There is a sense that Canada’s premier universities are starting to see their reputations wane on the international stage, led by Montreal’s McGill University which was once considered “Harvard North.”
A new ranking of reputations by school has McGill dropping from its once-proud peak as the Canadian institution in the best world standing to slightly better than a middling also-ran.
According to Times Higher Education’s reputation ranking, McGill's fell from 25th in the world last year to a tie for 31st in 2013.
Meantime, the University of Toronto held fast at 16th this year, cementing its position as the Canadian institution with the strongest international status.
The University of British Columbia, which also slipped from 25th to a tie for 31st, was the only other Canadian university to make the list.
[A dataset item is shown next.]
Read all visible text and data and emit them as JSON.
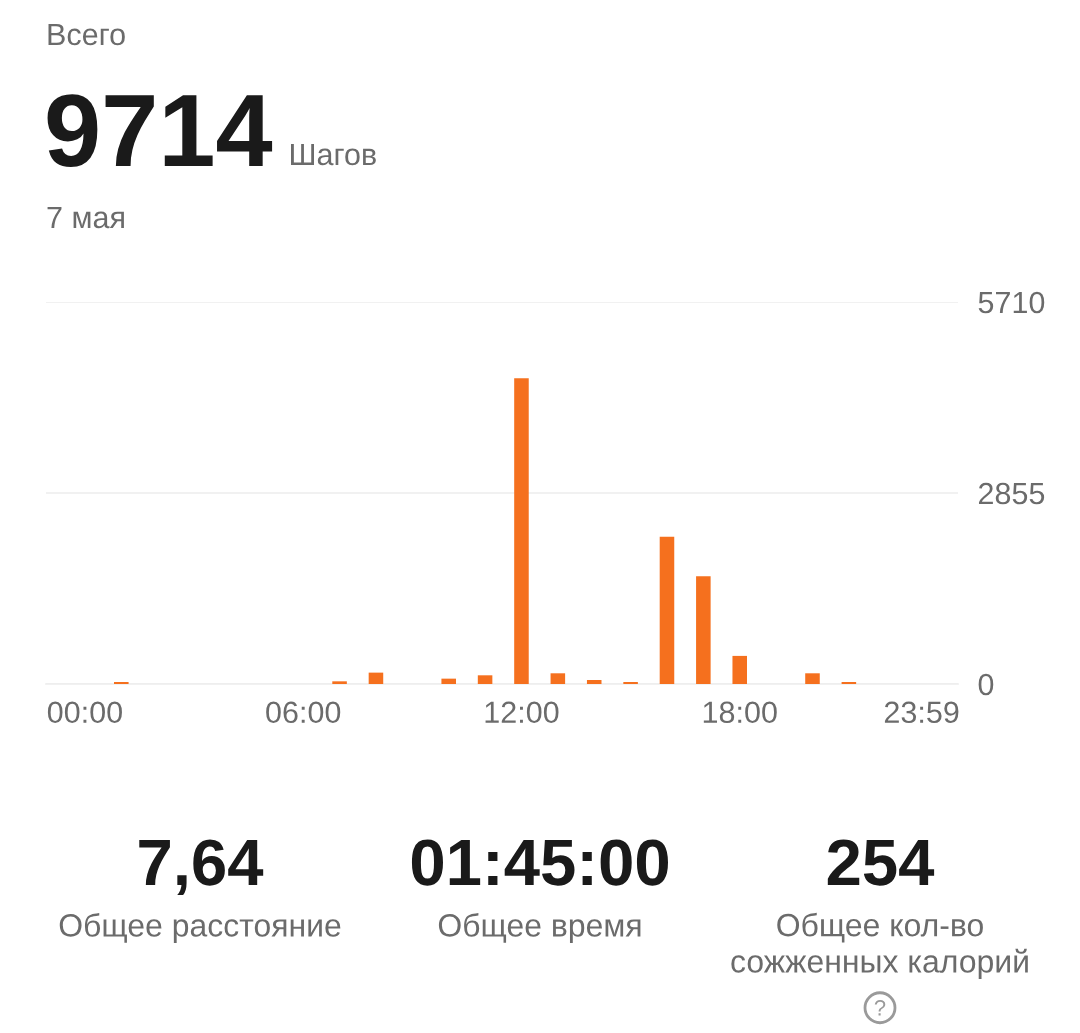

The Times Higher Education reputation survey rates the top 100 schools based on the opinions of more than 16,000 academics around the world. The British-based publication's rankings were dominated by universities in the United States and to a lesser extent the United Kingdom. Harvard ranked first with a perfect 100 points, followed by the Massachusetts Institute of Technology and the University of Cambridge.
McGill’s fall wasn't exactly outrageous. The university went from holding a score of 11.8 last year to 10.2 this year. But when discussing the best of the best, any slide is notable.
“The drop is significant and should send a bit of an alarm bell,” Phil Baty, editor of the Times Higher Education Rankings, told the Montreal Gazette. “Canada has three world-class universities, but they are slipping and that should be a cause for concern.”
So what led to the slip? The Gazette suggests McGill's reputation took a hit "because of the student uprising last year or the grim financial situation for Quebec universities."
University funding has been a tempestuous topic in Quebec over the past few years. Students led months of protests last spring after the previous Liberal government announced plans to raise tuition fees, currently the lowest in Canada.
The Coalition Avenir Québec political party claimed university funding increases as one of its key pegs in the recent provincial election, which saw the newly-formed group grab 19 seats.
"Québec university system must be able to continue to assert itself on the international stage. Its chronic underfunding is a major obstacle to achieving this goal," the party wrote in its 2012 platform.
Montreal students engaged in protest again this year when the Parti Quebecois government announced that it would increase tuition by three per cent. Meantime, universities have demanded better funding in order to combat this very slip in quality and reputation.
[ More Brew: There should be no sequel to Quebec’s student protest ]
McGill, the University of Toronto and UBC were also the top three Canadian universities to rank on the separate QS World University Rankings last year. On that list, McGill was considered the best of the trio, but had slipped a spot to 18th in the world.
McGill officials said at the time that its position on the world stage would continue to falter without stable government funding. Vice-principal Olivier Marcil said "it would be a miracle" if McGill was still in the top 20 in 2013.
So while McGill’s waning reputation cannot necessarily be blamed on Quebec’s student protests, perhaps the tuition increase students rallied against could put an end to the slide.
Improve funding, or watch McGill slip further in its relevancy.